I believe it's time to write a book out of all of this.
I've been feeling a shift in my practice since I started in the Goenka sangha. This community is so strong, I know that I have such sustained support for my ongoing practice now that impossible for me to imagine it being de-railed.
The tree is strong and stable, nothing short of an ice storm will kill it.
Yesterday I had a self directed retreat. No digital devices, just sitting in my growing sense of equanimity and non-duality. Ended the day with the Sunday night weekly one hour sitting in my neighborhood.
Didn't do much writing, but scratched out a mind map in my Zap book journal. Whenever I started to feel bored, I took the time to feel the anxious edgy emptiness beneath the craving for some new thought, some new idea. If I sit with it for a bit, the anxiety passes and what I'm left with is that lake of equanimity that Mingyur Rinpoche talks about. Just quite, peaceful openness. Just the raw joy of possibility. What is on the horizon for me if I'm not longer locked into these loops of conditioned obsession and neediness?

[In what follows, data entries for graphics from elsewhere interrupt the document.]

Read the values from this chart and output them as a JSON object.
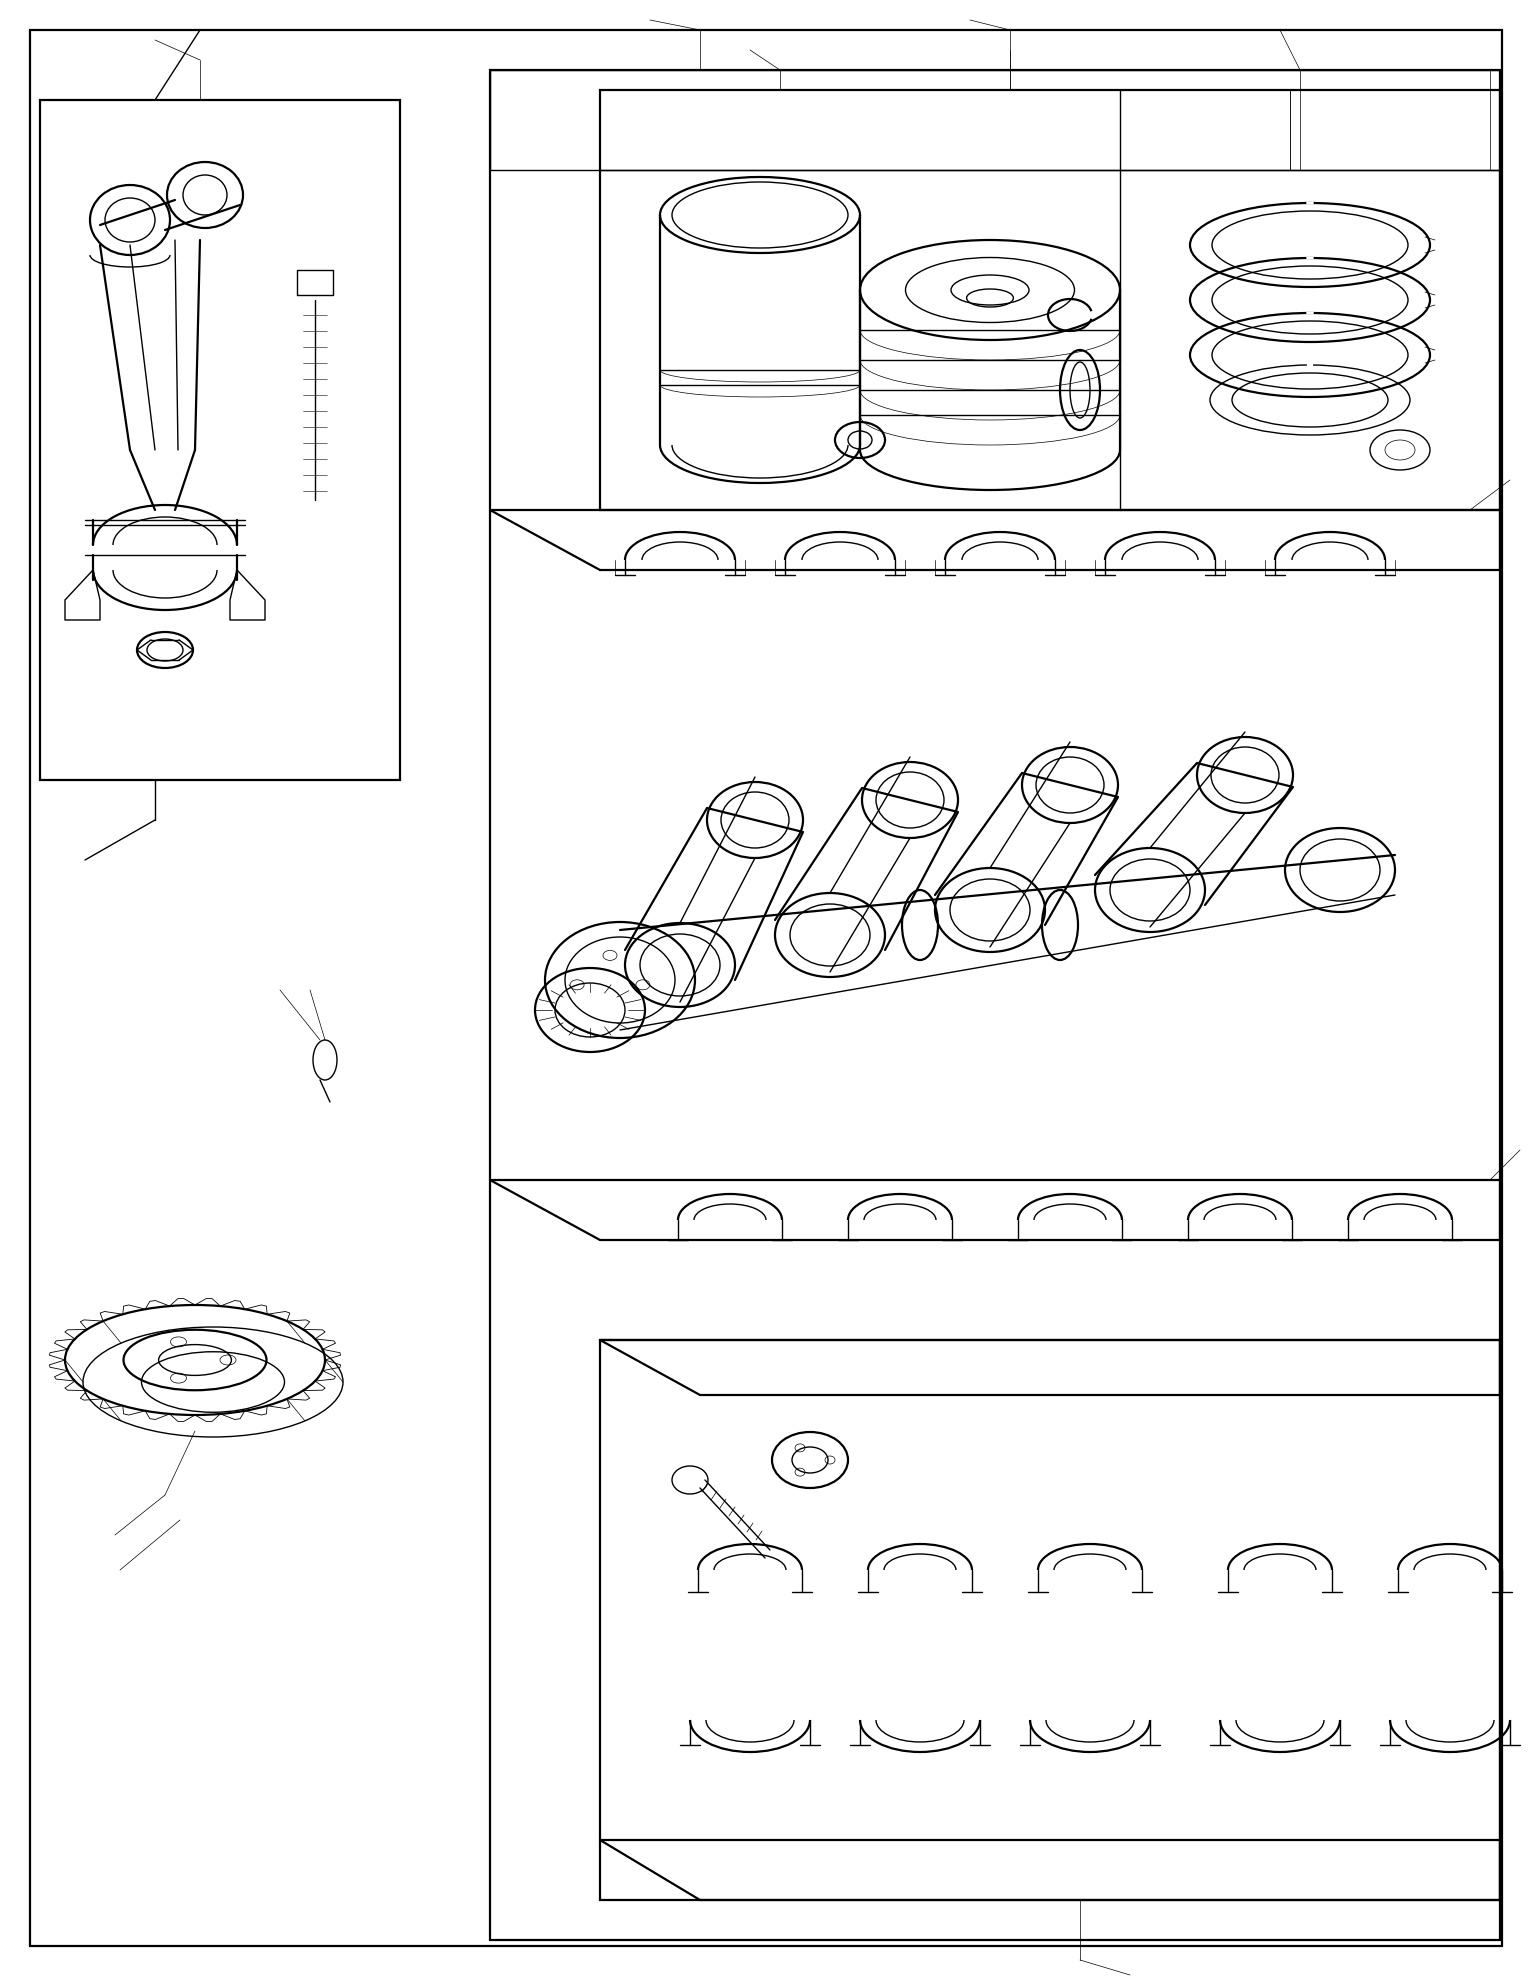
{
  "bg_color": "#ffffff",
  "line_color": "#000000",
  "fig_width": 15.32,
  "fig_height": 19.76,
  "lw_thin": 0.5,
  "lw_med": 1.0,
  "lw_thick": 1.6,
  "lw_xthick": 2.2
}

At the end of the day, walking home from my meditation, that recurring belief and fear, that it I don't give into the craving, it will rear up stronger. And yes it will, but then it will subside like a wave that's a little higher than the others, until it is low tide again. I need to remember the other side of that cycle. I need to remember it long enough, so that the cravings can start their path towards extinction.
This morning I woke up after that wholesome day with such a strong sense of this lake. It wasn't a perfectly still meditation, but there were some moments unlike any I've ever experienced. I felt a clarity, but it was like the clarity of underwater sunlight emerging between two caverns.
Eventually it settled into visions of lakes and lotuses. But it was different.
It felt like the beginning of a new adventure.